3/10
I wanted to like it. I loved "Fargo", didn't I?
6 July 1999
Gosh. Golly. What is it?

Take the sets from the Batman movie, let a comic book be your guide for dialogue, and cast Tim Robbins (what's not to like?) as your naive leading man; let Jennifer Jason Leigh do an imitation of young Kate Hepburn while using the body language of the young Barbara Stanwyck. What could be wrong with that? Oh, and add a very short Paul Newman (they should never let him stand next to Tim Robbins), "Yes, yes," he says, and flicks his major cigar, doing a passable Groucho.

Look, I loved the movies of the thirties and forties with Jimmy Stewart or Gary Cooper playing the honest (if simple) common man who wants to make good.

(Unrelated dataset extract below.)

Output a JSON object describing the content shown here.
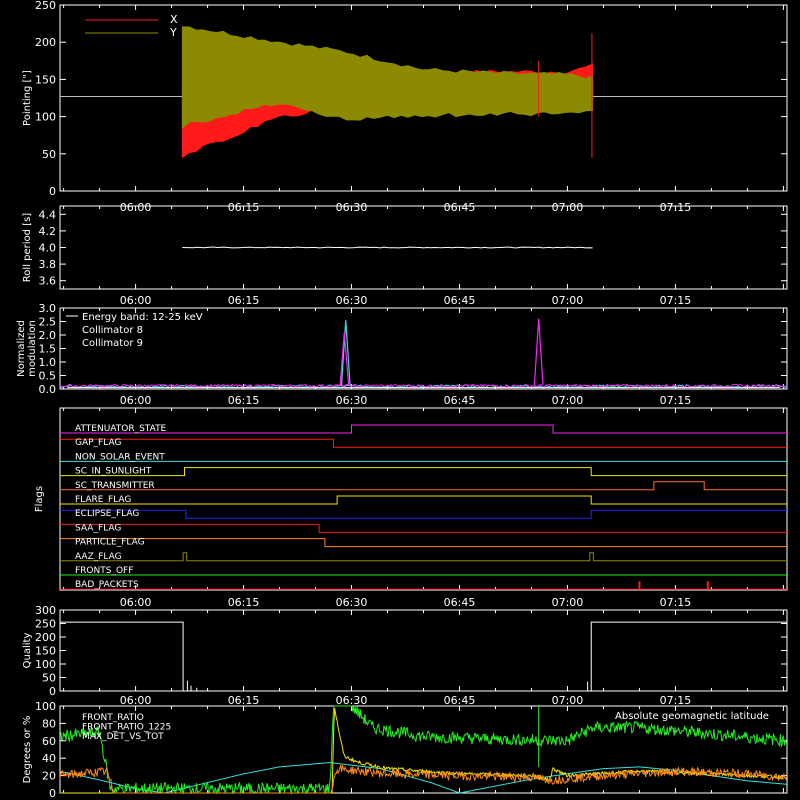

It's a familiar plot -bring him to Town from Hicksville, pit him against the most cynical business world possible (this is sometimes a political scenario). Meet him up with the sharp-as-a-whip Career Woman (usually an undercover reporter out to get the Scoop). He realizes, too late,that he has told her his hopes and dreams with an open heart, and all the while she has been sticking the knife to him. She realizes, nearly too late, that she is in love; it rolls downhill, with delicious suspense, sometimes a full five minutes of conflict that seem like forever before the clinch and the closing credits roll.

It could have worked (it's worked before), but nobody here cared about the characters. The writer, the director - one assumes they conspired, the brothers Coen, as they have in the past. Who to blame? No matter. We are left with caricatures, badly presented and badly treated. The Tim Robbins character IS an imbecile; he has no original likability for us to return to; we do not know him and so we do not root for him. Tim Robbins' natural charm is inclined to buffoonery, and so he needs a script,and some (dare I say it?) direction). He can act, you just need to give him some clues. When one moment of true feeling, of human contact, occurs, it is because Jennifer Jason Leigh makes it happen, working against bad dialogue and somebody's misconceived Bryn Mawr accent. I like her, she keeps trying new things, but unfortunately, curiosity value does not a movie make.

I pay my dollar, I expect to be entertained. If this is a comedy, it isn't funny. If it is a return to "Mr. Deeds," there's no resemblance. You can't count on the audience's collective consciousness to provide EVERYTHING.

I liked "Fargo". I liked "Saving Arizona."